Increased Caloric Intake on a Fat‐Rich Diet: Role of Ovarian Steroids and Galanin in the Medial Preoptic and Paraventricular Nuclei and Anterior Pituitary of Female Rats

Previous studies in male rats have demonstrated that the orexigenic peptide galanin (GAL), in neurones of the anterior parvocellular region of the paraventricular nucleus (aPVN) projecting to the median eminence (ME), is stimulated by consumption of a high‐fat diet and may have a role in the hyperphagia induced by fat. In addition to confirming this relationship in female rats and distinguishing the aPVN‐ME from other hypothalamic areas, the present study identified two additional extra‐hypothalamic sites where GAL is stimulated by dietary fat in females but not males.

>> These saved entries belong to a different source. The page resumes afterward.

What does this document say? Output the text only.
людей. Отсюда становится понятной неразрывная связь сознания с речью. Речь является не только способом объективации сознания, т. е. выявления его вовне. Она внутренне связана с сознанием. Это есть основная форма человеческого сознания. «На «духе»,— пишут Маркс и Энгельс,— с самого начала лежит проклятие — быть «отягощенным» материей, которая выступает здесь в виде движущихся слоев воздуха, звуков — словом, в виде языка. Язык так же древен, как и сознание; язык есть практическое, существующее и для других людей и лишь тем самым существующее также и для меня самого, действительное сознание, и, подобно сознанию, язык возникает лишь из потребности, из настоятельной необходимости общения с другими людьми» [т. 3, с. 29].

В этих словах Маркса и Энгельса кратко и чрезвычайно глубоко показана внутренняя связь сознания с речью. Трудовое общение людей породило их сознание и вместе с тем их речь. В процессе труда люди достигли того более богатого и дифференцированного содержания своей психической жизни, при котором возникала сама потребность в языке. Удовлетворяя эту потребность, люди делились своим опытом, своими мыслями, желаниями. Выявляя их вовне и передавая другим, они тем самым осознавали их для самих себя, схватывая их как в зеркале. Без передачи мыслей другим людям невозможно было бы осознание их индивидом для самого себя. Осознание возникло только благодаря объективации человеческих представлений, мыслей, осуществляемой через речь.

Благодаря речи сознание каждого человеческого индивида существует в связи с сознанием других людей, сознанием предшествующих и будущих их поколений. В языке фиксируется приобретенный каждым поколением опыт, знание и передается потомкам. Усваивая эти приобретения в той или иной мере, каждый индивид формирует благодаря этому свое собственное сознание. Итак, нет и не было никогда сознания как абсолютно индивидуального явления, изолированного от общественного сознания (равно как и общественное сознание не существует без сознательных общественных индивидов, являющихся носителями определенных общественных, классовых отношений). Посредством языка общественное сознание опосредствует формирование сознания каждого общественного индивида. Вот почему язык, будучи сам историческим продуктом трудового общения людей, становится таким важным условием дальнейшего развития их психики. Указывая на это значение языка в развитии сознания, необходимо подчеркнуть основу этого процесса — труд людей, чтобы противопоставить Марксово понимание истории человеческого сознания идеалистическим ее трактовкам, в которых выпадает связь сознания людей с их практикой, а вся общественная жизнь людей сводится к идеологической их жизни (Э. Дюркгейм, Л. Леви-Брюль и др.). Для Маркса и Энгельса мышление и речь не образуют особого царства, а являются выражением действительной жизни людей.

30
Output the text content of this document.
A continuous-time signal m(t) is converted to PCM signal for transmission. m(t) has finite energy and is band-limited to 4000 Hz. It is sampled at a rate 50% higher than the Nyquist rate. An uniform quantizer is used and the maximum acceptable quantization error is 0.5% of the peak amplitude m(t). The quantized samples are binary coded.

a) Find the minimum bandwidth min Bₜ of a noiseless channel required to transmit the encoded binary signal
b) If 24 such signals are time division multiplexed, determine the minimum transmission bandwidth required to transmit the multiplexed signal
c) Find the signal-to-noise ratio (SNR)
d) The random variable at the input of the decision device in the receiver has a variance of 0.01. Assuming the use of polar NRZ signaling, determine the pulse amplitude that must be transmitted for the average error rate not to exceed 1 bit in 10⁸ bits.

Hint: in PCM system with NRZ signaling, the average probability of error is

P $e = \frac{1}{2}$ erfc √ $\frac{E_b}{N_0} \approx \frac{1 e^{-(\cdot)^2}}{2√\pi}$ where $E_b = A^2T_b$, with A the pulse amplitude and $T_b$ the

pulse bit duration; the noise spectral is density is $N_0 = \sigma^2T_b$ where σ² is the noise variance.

These sites were the medial preoptic nucleus (MPN), located immediately rostral to the aPVN, and the anterior pituitary (AP). The involvement of ovarian steroids, oestradiol (E2) and progesterone (PROG), in this phenomenon was suggested by an observed increase in circulating levels of these hormones and GAL in MPN and AP with fat consumption and an attenuation of this effect on GAL in ovariectomised (OVX) rats. Furthermore, in the same four areas affected by dietary fat, levels of GAL mRNA and peptide immunoreactivity were stimulated by E2 and further by PROG replacement in E2‐primed OVX rats and were higher in females compared to males. Because both GAL and PROG stimulate feeding, their increase on a fat‐rich diet may have functional consequences in females, possibly contributing to the increased caloric intake induced by dietary fat. This is supported by the findings that PROG administration in E2‐primed OVX rats reverses the inhibitory effect of E2 on total caloric intake while increasing voluntary fat ingestion, and that female rats with higher GAL exhibit increased preference for fat compared to males. Thus, ovarian steroids may function together with GAL in a neurocircuit, involving the MPN, aPVN, ME and AP, which coordinate feeding behaviour with reproductive function to promote consumption of a fat‐rich diet at times of increased energy demand.